Yes, like the cloned sheep or world renown but decidedly not a clone, lest there
be two contenders for the title of “world’s fattest sheep.”
My trip so far, as marked my often-heard music

I listen to my iPod when I can. As I write this now, I’m listening to Guided by Voices' “Everyone Thinks I’m a Raincloud (When I’m Not Looking).” More often, I've been listening to Clap Your Hands Say Yeah! and the album by Jenny Lewis with the Watson Twins. I’ve also been using the heretofore underutilized “on the go” feature to build a playlist of appropriate songs for my folks that I can burn to CD when I return. As we lack the ability to play the iPods over the car speakers, however, I’ve purchased two roadtrip mixes from gas stations: A ’70s summer mix, as the cover states it, and the “Ultimate Bubblegum Pop Collection.” Just for your edification, the following songs inexplicably appear on both albums: “In the Summertime,” by Mungo Jerry; “Spirit in the Sky,” by Norman Greenbaum; “By the Devil (I Was Tempted),” by Blue Mink; and “Knock Three Times,” by Tony Orlando and Dawn.

You’ve heard all four and you don’t need to hear them again. Believe someone who’s heard them enough to know.

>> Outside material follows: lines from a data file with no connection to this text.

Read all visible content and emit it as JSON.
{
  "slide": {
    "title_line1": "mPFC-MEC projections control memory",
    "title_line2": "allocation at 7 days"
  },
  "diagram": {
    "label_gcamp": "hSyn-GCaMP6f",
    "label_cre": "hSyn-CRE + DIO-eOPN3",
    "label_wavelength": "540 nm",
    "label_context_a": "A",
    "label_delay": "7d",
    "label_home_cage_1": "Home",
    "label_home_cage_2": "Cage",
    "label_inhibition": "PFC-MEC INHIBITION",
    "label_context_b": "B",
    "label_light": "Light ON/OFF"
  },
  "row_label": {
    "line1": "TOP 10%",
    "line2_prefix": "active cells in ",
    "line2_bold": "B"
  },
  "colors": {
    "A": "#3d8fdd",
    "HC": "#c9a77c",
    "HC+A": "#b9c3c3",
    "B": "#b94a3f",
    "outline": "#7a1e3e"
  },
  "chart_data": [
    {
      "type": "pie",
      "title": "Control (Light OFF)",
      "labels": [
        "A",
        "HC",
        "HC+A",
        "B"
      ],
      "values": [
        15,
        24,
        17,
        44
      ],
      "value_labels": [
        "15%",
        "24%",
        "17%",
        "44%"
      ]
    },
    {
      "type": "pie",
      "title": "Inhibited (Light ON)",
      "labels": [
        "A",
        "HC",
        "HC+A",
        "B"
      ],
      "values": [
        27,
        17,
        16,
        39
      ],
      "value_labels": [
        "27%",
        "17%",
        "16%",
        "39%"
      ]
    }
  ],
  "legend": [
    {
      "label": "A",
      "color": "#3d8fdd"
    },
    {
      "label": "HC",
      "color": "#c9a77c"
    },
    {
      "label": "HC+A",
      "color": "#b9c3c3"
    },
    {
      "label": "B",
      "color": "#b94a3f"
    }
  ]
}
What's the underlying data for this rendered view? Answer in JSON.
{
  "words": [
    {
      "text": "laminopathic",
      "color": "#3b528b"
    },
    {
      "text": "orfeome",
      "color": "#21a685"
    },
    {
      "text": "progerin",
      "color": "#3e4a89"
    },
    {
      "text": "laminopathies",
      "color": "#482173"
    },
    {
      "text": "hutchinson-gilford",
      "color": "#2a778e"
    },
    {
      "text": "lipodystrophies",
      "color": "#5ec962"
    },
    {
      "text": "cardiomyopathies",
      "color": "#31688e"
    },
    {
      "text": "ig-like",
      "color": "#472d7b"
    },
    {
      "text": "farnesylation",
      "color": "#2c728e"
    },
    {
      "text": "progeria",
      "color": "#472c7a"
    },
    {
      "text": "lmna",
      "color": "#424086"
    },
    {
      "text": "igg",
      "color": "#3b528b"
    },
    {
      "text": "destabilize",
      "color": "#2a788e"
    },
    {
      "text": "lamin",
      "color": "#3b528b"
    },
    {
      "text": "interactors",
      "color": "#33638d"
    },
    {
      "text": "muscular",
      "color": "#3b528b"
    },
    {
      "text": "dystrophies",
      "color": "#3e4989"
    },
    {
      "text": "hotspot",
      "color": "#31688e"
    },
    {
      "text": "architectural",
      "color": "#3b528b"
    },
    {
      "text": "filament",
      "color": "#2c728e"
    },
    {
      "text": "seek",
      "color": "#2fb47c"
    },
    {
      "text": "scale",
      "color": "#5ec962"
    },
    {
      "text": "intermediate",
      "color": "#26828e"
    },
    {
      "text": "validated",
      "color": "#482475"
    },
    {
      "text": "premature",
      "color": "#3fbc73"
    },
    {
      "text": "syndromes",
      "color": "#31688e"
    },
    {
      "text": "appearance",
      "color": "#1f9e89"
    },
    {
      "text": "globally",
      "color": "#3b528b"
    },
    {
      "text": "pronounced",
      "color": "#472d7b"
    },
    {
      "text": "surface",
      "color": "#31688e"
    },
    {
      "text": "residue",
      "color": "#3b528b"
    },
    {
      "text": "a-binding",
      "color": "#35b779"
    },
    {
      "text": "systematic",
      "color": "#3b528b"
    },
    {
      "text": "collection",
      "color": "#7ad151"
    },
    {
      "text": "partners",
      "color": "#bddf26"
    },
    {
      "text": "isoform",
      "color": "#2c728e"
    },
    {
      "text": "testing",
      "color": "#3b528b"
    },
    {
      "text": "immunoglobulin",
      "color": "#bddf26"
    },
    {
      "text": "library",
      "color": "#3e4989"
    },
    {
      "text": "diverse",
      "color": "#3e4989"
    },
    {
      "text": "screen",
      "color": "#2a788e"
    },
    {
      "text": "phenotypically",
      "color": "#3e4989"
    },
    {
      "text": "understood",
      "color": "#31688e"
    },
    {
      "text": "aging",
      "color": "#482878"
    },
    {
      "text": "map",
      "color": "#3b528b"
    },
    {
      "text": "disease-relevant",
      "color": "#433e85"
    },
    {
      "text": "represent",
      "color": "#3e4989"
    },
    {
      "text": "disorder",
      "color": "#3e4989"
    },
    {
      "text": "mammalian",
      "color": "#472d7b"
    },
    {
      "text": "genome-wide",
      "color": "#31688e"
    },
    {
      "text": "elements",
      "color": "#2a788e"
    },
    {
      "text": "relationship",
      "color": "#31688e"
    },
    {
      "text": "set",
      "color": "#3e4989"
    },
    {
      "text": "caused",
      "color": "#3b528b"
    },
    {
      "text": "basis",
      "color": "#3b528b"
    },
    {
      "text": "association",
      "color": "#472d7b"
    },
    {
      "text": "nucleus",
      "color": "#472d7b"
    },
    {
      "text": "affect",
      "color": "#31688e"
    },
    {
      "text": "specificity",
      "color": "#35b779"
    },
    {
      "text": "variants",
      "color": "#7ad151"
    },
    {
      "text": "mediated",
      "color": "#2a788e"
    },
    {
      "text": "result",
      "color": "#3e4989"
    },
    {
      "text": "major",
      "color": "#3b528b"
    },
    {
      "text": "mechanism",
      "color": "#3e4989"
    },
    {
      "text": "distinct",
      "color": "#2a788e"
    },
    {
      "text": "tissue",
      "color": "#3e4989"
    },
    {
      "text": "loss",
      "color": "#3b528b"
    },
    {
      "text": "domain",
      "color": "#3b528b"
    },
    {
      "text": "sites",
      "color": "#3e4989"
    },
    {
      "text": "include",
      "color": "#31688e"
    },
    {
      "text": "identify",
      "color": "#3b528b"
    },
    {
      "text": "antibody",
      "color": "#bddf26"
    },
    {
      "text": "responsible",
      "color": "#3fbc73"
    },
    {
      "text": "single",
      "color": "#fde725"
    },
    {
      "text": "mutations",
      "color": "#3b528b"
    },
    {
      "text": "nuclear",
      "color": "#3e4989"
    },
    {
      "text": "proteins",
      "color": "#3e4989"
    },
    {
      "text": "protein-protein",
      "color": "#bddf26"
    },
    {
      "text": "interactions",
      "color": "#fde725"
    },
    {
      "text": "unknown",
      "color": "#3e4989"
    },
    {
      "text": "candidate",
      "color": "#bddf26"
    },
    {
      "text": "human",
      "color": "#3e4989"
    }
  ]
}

The flight is now descending on the Christchurch airport, and I realize now that I haven’t even related selected which journal passages most deserve to be posted online, which was where I was initially going with this whole entry. Then again, this post is long enough as it is — I’ve been writing the duration of this entire ninety-minute flight — so perhaps any conclusion is a sufficient one.

Rest assured: I’m seeing things and taking pictures and will, shortly or not-so-shortly, relate them in future writings.

[ Ka mate koe i te kai hikareti — Liam E. Tenrental. ]

1 comment:

  1. Oh God. Not the lamb-and-mint chips, Drew.